As a child, Satie showed an interest in music and began taking piano lessons from a local church organist named Vinot but while he progressed during this period, he did not show any exceptional talent. In 1879, he enrolled in the Paris Conservatory but was expelled after 2.5 years for being a lazy student whose compositions were uninspiring. His novel music ideas for a simpler classical music were not appreciated by his teachers at the Conservatory. He then joined the military but he found the life there unbearable and started searching for reasons to be dismissed from the army. He deliberately caught severe bronchitis by moving about bare-chested in the cold winter air and after a period he was discharged from the military. Following the military, he started a bohemian life and became associated with a number of religious and philosophical organisations, also beginning his career as a pianist and continuing to compose (writing most of his pieces in cafés).

His belief as to the way classical music should be used was coined in the term "furniture music", meaning pieces that could be played as part of our everyday life without any need to concentrate on them.

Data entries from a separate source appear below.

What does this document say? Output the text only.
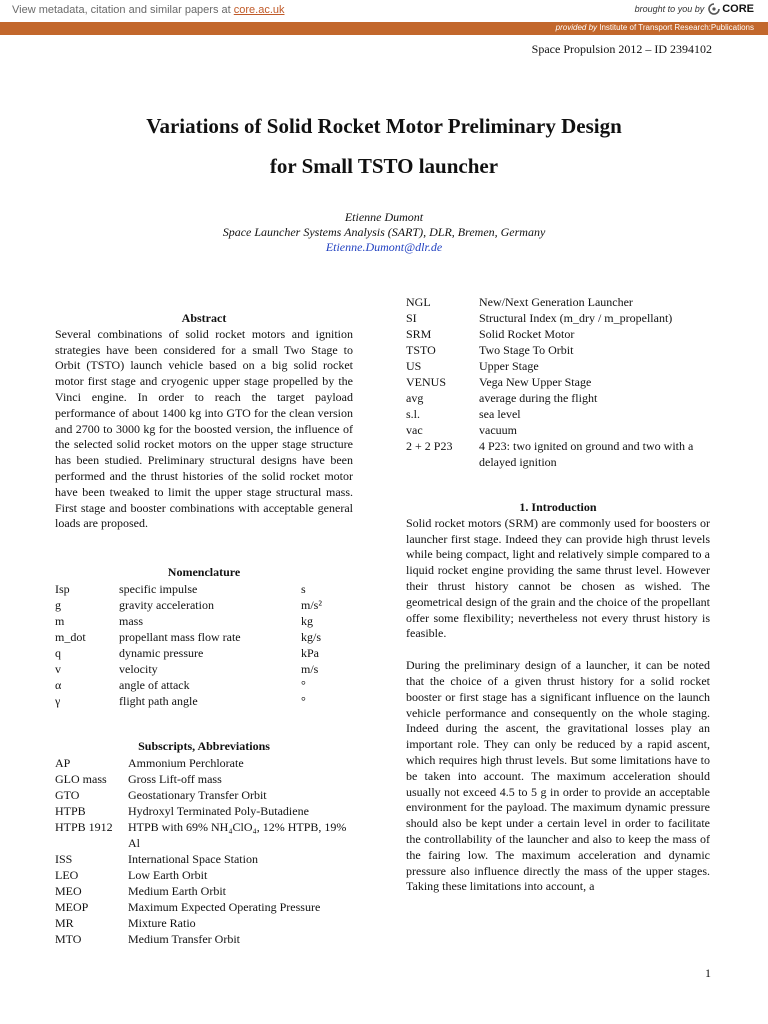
View metadata, citation and similar papers at core.ac.uk	brought to you by CORE
provided by Institute of Transport Research:Publications
Space Propulsion 2012 – ID 2394102
Variations of Solid Rocket Motor Preliminary Design
for Small TSTO launcher
Etienne Dumont
Space Launcher Systems Analysis (SART), DLR, Bremen, Germany
Etienne.Dumont@dlr.de
Abstract
Several combinations of solid rocket motors and ignition strategies have been considered for a small Two Stage to Orbit (TSTO) launch vehicle based on a big solid rocket motor first stage and cryogenic upper stage propelled by the Vinci engine. In order to reach the target payload performance of about 1400 kg into GTO for the clean version and 2700 to 3000 kg for the boosted version, the influence of the selected solid rocket motors on the upper stage structure has been studied. Preliminary structural designs have been performed and the thrust histories of the solid rocket motor have been tweaked to limit the upper stage structural mass. First stage and booster combinations with acceptable general loads are proposed.
Nomenclature
Isp	specific impulse	s
g	gravity acceleration	m/s²
m	mass	kg
m_dot	propellant mass flow rate	kg/s
q	dynamic pressure	kPa
v	velocity	m/s
α	angle of attack	°
γ	flight path angle	°
Subscripts, Abbreviations
AP	Ammonium Perchlorate
GLO mass	Gross Lift-off mass
GTO	Geostationary Transfer Orbit
HTPB	Hydroxyl Terminated Poly-Butadiene
HTPB 1912	HTPB with 69% NH₄ClO₄, 12% HTPB, 19% Al
ISS	International Space Station
LEO	Low Earth Orbit
MEO	Medium Earth Orbit
MEOP	Maximum Expected Operating Pressure
MR	Mixture Ratio
MTO	Medium Transfer Orbit
NGL	New/Next Generation Launcher
SI	Structural Index (m_dry / m_propellant)
SRM	Solid Rocket Motor
TSTO	Two Stage To Orbit
US	Upper Stage
VENUS	Vega New Upper Stage
avg	average during the flight
s.l.	sea level
vac	vacuum
2 + 2 P23	4 P23: two ignited on ground and two with a delayed ignition
1. Introduction
Solid rocket motors (SRM) are commonly used for boosters or launcher first stage. Indeed they can provide high thrust levels while being compact, light and relatively simple compared to a liquid rocket engine providing the same thrust level. However their thrust history cannot be chosen as wished. The geometrical design of the grain and the choice of the propellant offer some flexibility; nevertheless not every thrust history is feasible.
During the preliminary design of a launcher, it can be noted that the choice of a given thrust history for a solid rocket booster or first stage has a significant influence on the launch vehicle performance and consequently on the whole staging. Indeed during the ascent, the gravitational losses play an important role. They can only be reduced by a rapid ascent, which requires high thrust levels. But some limitations have to be taken into account. The maximum acceleration should usually not exceed 4.5 to 5 g in order to provide an acceptable environment for the payload. The maximum dynamic pressure should also be kept under a certain level in order to facilitate the controllability of the launcher and also to keep the mass of the fairing low. The maximum acceleration and dynamic pressure also influence directly the mass of the upper stages. Taking these limitations into account, a
1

His idea was that of "New Simplicity", meaning repetitive and steady rhythms, reminiscent of ancient cult dances. As biographer Rovi Staff says, "his melodies are melancholic and hesitant, his moods exotic or humorous, and his compositions as a whole, or their several constituent episodes, short".

He became famous at the age of 45, when Maurice Ravel and his good friend Claude Debussy played his works. His music being simple and clear, it influenced other contemporary artists such as Francis Poulenc, Maurice Ravel and Claude Debussy. He helped create the famous group of French composers "Les Six" which was inspired by his artistic ideal of simplicity in the extreme and was against the heavy German romanticism of Richard Wagner and Richard Strauss.